Column Types
See Data Types for general reference.
Numeric types
Numeric types encoding matches memory layout of little endian cpus like AMD64 or ARM64.
This allows to implement very efficient encoding and decoding.
Integers
String of Int and UInt of 8, 16, 32, 64, 128 or 256 bits, in little endian.
Floats
Float32 and Float64 in IEEE 754 binary representation.
String
Just an array of String, i.e. (len, value).
FixedString(N)
An array of N-byte sequences.
IP
IPv4 is alias of UInt32
numeric type and represented as UInt32.
IPv6 is alias of FixedString(16)
and represented as binary directly.
Tuple
Tuple is just an array of columns. For example, Tuple(String, UInt8) is just two columns encoded continuously.
Map
Map(K, V)
consists of three columns: Offsets ColUInt64, Keys K, Values V
.
Rows count in Keys
and Values
column is last value from Offsets
.
Array
Array(T)
consists of two columns: Offsets ColUInt64, Data T
.
Rows count in Data
is last value from Offsets
.
Nullable
Nullable(T)
consists of Nulls ColUInt8, Values T
with same rows count.
// Nulls is nullable "mask" on Values column.

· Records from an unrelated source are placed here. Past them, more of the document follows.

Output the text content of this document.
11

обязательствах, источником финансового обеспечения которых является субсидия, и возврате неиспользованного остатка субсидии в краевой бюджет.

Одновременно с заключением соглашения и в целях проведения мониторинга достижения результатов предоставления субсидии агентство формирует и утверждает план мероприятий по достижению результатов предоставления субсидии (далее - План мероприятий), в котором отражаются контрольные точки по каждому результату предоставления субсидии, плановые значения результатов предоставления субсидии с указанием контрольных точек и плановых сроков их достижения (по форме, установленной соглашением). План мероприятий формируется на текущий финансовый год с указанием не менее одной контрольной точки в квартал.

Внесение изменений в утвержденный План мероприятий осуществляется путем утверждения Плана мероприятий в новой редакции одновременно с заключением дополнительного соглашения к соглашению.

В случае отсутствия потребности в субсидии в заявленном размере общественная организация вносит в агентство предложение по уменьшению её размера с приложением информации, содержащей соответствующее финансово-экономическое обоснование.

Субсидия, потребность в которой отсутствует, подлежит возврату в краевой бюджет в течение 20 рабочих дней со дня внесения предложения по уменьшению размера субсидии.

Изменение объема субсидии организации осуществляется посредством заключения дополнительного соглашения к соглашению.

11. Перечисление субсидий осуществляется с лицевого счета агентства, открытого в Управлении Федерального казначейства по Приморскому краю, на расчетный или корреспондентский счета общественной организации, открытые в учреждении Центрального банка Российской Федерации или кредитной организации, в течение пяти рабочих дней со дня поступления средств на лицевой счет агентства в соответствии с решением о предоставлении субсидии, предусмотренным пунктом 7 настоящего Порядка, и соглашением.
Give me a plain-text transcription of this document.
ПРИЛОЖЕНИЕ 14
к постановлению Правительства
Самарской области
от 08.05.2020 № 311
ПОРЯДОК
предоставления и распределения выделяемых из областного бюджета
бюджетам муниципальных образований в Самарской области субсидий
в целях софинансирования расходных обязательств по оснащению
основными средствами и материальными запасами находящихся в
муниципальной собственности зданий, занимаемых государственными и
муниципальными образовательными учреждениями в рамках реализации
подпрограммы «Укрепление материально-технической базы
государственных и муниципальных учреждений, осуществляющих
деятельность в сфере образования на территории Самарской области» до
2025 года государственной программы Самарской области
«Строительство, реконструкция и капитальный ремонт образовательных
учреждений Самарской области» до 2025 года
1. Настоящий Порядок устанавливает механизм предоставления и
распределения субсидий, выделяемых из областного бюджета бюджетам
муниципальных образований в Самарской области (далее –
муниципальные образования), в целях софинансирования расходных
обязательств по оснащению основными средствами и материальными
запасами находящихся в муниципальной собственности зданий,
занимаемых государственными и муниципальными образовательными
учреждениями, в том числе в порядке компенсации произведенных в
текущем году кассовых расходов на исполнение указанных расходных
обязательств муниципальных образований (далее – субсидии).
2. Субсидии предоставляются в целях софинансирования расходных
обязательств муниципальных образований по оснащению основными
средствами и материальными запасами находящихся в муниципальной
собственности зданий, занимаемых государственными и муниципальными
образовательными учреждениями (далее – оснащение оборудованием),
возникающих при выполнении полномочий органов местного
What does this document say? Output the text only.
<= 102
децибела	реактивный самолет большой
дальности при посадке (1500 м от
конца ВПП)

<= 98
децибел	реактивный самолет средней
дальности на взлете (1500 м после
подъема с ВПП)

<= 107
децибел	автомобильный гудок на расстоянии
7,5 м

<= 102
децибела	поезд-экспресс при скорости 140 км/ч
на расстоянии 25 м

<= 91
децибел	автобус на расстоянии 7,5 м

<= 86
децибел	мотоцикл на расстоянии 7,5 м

// For example, to encode [null, "", "hello", null, "world"]
// Values: ["", "", "hello", "", "world"] (len: 5)
// Nulls: [ 1, 0, 0, 1, 0] (len: 5)
UUID
Alias of FixedString(16)
, UUID value represented as binary.
Enum
Alias of Int8
or Int16
, but each integer is mapped to some String
value.
Low Cardinality
LowCardinality(T)
consists of Index T, Keys K
,
where K
is one of (UInt8, UInt16, UInt32, UInt64) depending on size of Index
.
// Index (i.e. dictionary) column contains unique values, Keys column contains
// sequence of indexes in Index column that represent actual values.
//
// For example, ["Eko", "Eko", "Amadela", "Amadela", "Amadela", "Amadela"] can
// be encoded as:
// Index: ["Eko", "Amadela"] (String)
// Keys: [0, 0, 1, 1, 1, 1] (UInt8)
//
// The CardinalityKey is chosen depending on Index size, i.e. maximum value
// of chosen type should be able to represent any index of Index element.
Bool
Alias of UInt8
, where 0
is false and 1
is true.